Wenn mein Diabetesmanagement und die Einstellung passend sind, fällt mir mein Diabetes nicht in den Rücken. Wenn der Diabetes nicht einstellbar ist, Stress und Hormone zusätzlich nerven, die Laune sinkt – dann ist es für mich schwer, den Diabetes zu schultern.
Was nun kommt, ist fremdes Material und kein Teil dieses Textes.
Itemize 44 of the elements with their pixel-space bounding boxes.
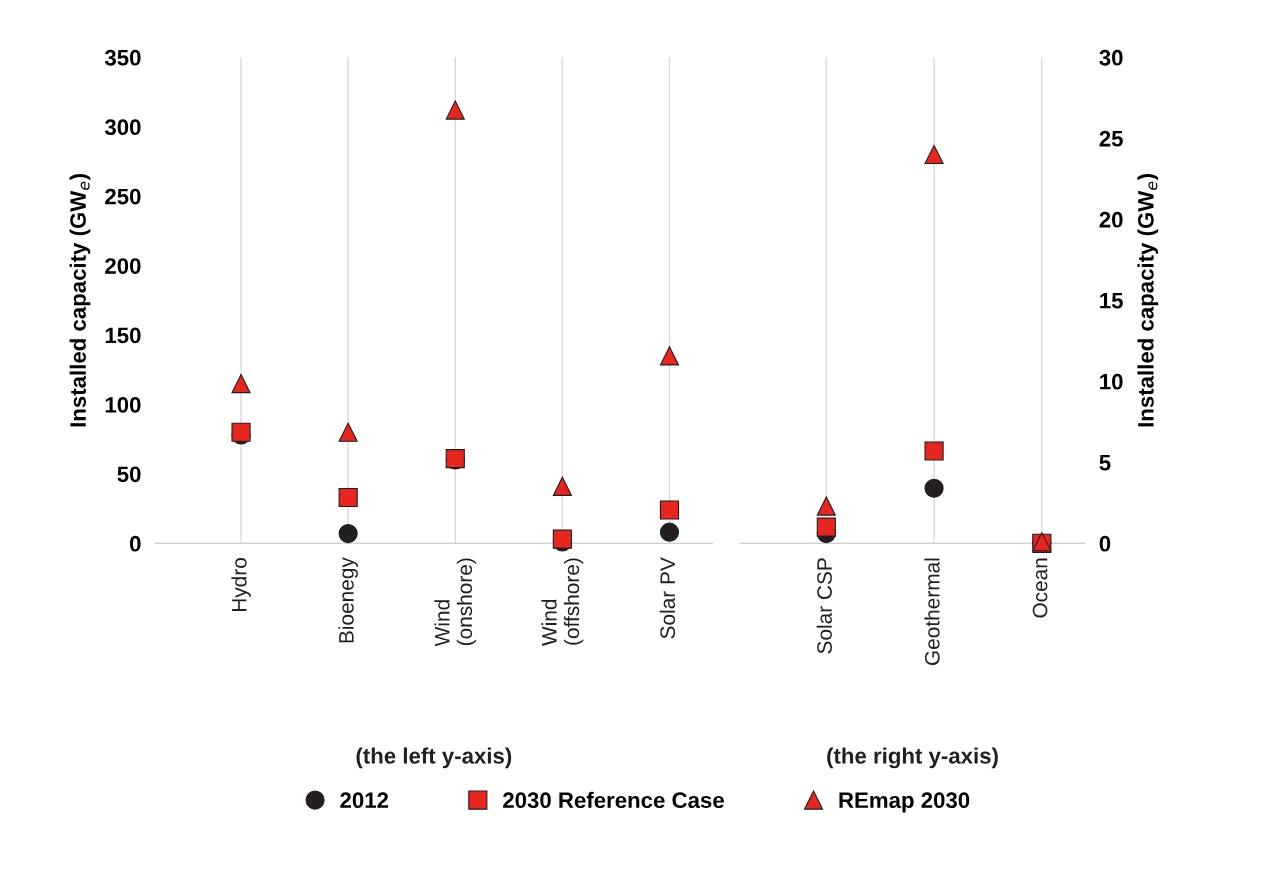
point bbox=[659, 346, 680, 366]
point bbox=[552, 476, 572, 496]
point bbox=[924, 441, 944, 461]
y2-tick-label: 5 bbox=[1099, 455, 1111, 471]
point bbox=[338, 524, 358, 544]
legend-label: 2030 Reference Case bbox=[503, 791, 724, 809]
y2-axis-title: Installed capacity (GW$_{e}$) bbox=[1137, 174, 1159, 427]
x-tick-label: Wind (offshore) bbox=[541, 558, 584, 646]
y-tick-label: 250 bbox=[105, 188, 141, 205]
x-tick-label: Solar PV bbox=[659, 557, 676, 639]
x-tick-label: Wind (onshore) bbox=[434, 558, 477, 647]
y2-tick-label: 20 bbox=[1099, 211, 1123, 228]
point bbox=[338, 487, 358, 508]
y2-tick-label: 25 bbox=[1099, 130, 1123, 147]
y-tick-label: 0 bbox=[129, 535, 141, 552]
point bbox=[659, 500, 680, 520]
x-tick-label: Hydro bbox=[231, 558, 251, 612]
point bbox=[338, 422, 358, 442]
y-tick-label: 200 bbox=[105, 258, 141, 274]
point bbox=[924, 478, 944, 498]
y-tick-label: 100 bbox=[105, 396, 141, 413]
y2-tick-label: 0 bbox=[1099, 535, 1111, 552]
point bbox=[816, 496, 836, 516]
point bbox=[231, 374, 251, 394]
point bbox=[445, 100, 465, 120]
legend-label: REmap 2030 bbox=[839, 792, 970, 813]
point bbox=[924, 144, 944, 165]
y-tick-label: 350 bbox=[104, 49, 141, 66]
x-tick-label: Geothermal bbox=[924, 558, 940, 665]
y-tick-label: 300 bbox=[104, 119, 141, 136]
y-axis-title: Installed capacity (GW$_{e}$) bbox=[69, 174, 91, 427]
y2-tick-label: 30 bbox=[1099, 49, 1123, 66]
text: (the left y-axis) bbox=[356, 747, 512, 769]
y-tick-label: 50 bbox=[117, 466, 141, 483]
y-tick-label: 150 bbox=[105, 327, 141, 344]
x-tick-label: Ocean bbox=[1032, 558, 1048, 618]
x-tick-label: Solar CSP bbox=[816, 558, 832, 654]
y2-tick-label: 10 bbox=[1100, 373, 1123, 390]
text: (the right y-axis) bbox=[827, 747, 998, 769]
point bbox=[816, 517, 836, 537]
x-tick-label: Bioenegy bbox=[338, 557, 358, 643]
legend-label: 2012 bbox=[340, 792, 389, 809]
point bbox=[659, 522, 680, 542]
y2-tick-label: 15 bbox=[1100, 293, 1123, 309]
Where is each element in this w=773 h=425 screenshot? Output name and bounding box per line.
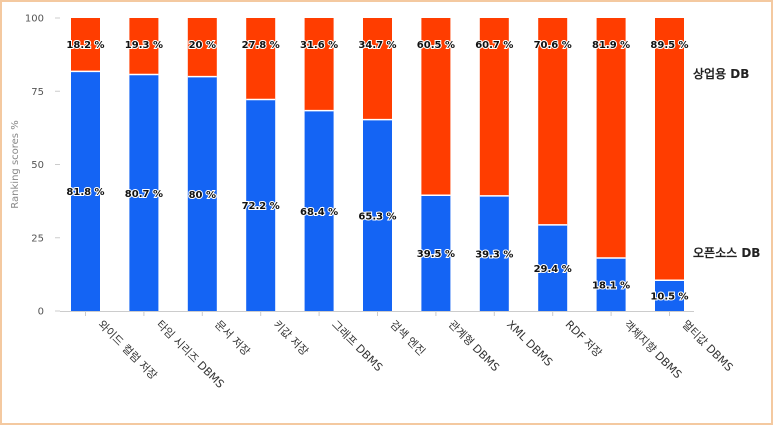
bar-commercial bbox=[655, 18, 684, 281]
data-label-open-source: 39.3 % bbox=[475, 249, 513, 260]
y-tick-label: 0 bbox=[38, 307, 44, 318]
bar-open-source bbox=[655, 280, 684, 311]
bar-commercial bbox=[187, 18, 217, 77]
legend-open-source: 오픈소스 DB bbox=[693, 246, 760, 260]
bar-commercial bbox=[246, 18, 276, 100]
bar-commercial bbox=[304, 18, 334, 111]
x-tick-label: 그래프 DBMS bbox=[329, 318, 385, 374]
bar-open-source bbox=[538, 224, 568, 311]
data-label-open-source: 18.1 % bbox=[592, 280, 630, 291]
x-tick-label: 문서 저장 bbox=[212, 318, 252, 358]
bar-commercial bbox=[363, 18, 392, 120]
data-label-open-source: 72.2 % bbox=[242, 201, 280, 212]
y-axis-label: Ranking scores % bbox=[10, 120, 21, 208]
x-tick-label: 객체지향 DBMS bbox=[621, 318, 684, 381]
data-label-open-source: 29.4 % bbox=[534, 264, 572, 275]
data-label-commercial: 20 % bbox=[189, 40, 216, 51]
data-label-commercial: 81.9 % bbox=[592, 40, 630, 51]
data-label-open-source: 81.8 % bbox=[66, 187, 104, 198]
data-label-commercial: 70.6 % bbox=[534, 40, 572, 51]
y-tick-label: 75 bbox=[31, 87, 44, 98]
legend-commercial: 상업용 DB bbox=[693, 66, 749, 81]
y-tick-label: 25 bbox=[31, 233, 44, 244]
bar-open-source bbox=[479, 195, 509, 311]
legend: 상업용 DB 오픈소스 DB bbox=[693, 66, 760, 260]
data-label-open-source: 39.5 % bbox=[417, 249, 455, 260]
data-label-commercial: 60.5 % bbox=[417, 40, 455, 51]
bar-commercial bbox=[479, 18, 509, 196]
bar-open-source bbox=[421, 195, 451, 311]
bar-open-source bbox=[246, 99, 276, 311]
bar-open-source bbox=[363, 119, 392, 312]
bars bbox=[71, 18, 684, 312]
bar-open-source bbox=[304, 110, 334, 311]
bar-commercial bbox=[71, 18, 100, 72]
data-label-open-source: 10.5 % bbox=[650, 292, 688, 303]
data-label-commercial: 27.8 % bbox=[242, 40, 280, 51]
bar-commercial bbox=[129, 18, 159, 75]
data-label-commercial: 89.5 % bbox=[650, 40, 688, 51]
bar-commercial bbox=[538, 18, 568, 225]
data-label-commercial: 19.3 % bbox=[125, 40, 163, 51]
x-tick-label: XML DBMS bbox=[504, 318, 555, 369]
y-tick-label: 100 bbox=[25, 14, 44, 25]
data-labels: 18.2 % 81.8 % 19.3 % 80.7 % 20 % 80 % 27.8 % 72… bbox=[65, 39, 689, 304]
x-tick-label: 멀티값 DBMS bbox=[679, 318, 735, 374]
data-label-open-source: 80.7 % bbox=[125, 189, 163, 200]
data-label-commercial: 60.7 % bbox=[475, 40, 513, 51]
bar-open-source bbox=[129, 74, 159, 311]
x-tick-label: RDF 저장 bbox=[563, 318, 605, 360]
data-label-commercial: 34.7 % bbox=[358, 40, 396, 51]
x-tick-label: 관계형 DBMS bbox=[446, 318, 502, 374]
bar-commercial bbox=[421, 18, 451, 196]
x-tick-label: 와이드 컬럼 저장 bbox=[95, 318, 159, 382]
data-label-open-source: 68.4 % bbox=[300, 207, 338, 218]
data-label-open-source: 80 % bbox=[189, 190, 216, 201]
bar-commercial bbox=[596, 18, 626, 258]
bar-open-source bbox=[187, 76, 217, 311]
bar-open-source bbox=[71, 71, 100, 312]
x-tick-label: 키값 저장 bbox=[271, 318, 311, 358]
y-axis: 0 25 50 75 100 bbox=[25, 14, 60, 318]
data-label-open-source: 65.3 % bbox=[358, 211, 396, 222]
data-label-commercial: 31.6 % bbox=[300, 40, 338, 51]
y-tick-label: 50 bbox=[31, 160, 44, 171]
bar-open-source bbox=[596, 257, 626, 311]
data-label-commercial: 18.2 % bbox=[66, 40, 104, 51]
x-tick-label: 검색 엔진 bbox=[387, 318, 427, 358]
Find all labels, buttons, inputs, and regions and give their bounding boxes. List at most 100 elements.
Manchmal läuft er neben mir her, manchmal ziehe ich ihn hinter mir her und manchmal muss ich ihn eben auf den Rücken setzen und tragen. Anstrengend, nervenaufreibend, lustig – bei mir ist alles dabei. Wenn, wenn, manchmal, vielleicht. Diese Frage nach der „Schwere“ des Diabetes ist für mich nicht mal kurz zu beantworten und tagesformabhängig.

 

 

Trotzdem, die Frage bleibt: Habe ich schweren Diabetes? Es ist zumindest so, dass ich mich ständig mit ihm auseinandersetzen muss. Dieses STÄNDIG ist viel mehr als nur Piksen, Stechen, Werteablesen. Seit kurzem kann man auf http://www.jdrf.org/ seinen Diabetes-Fußabdruck errechnen lassen – grob: die rechnerischen Auswirkungen des Diabetes auf das Leben.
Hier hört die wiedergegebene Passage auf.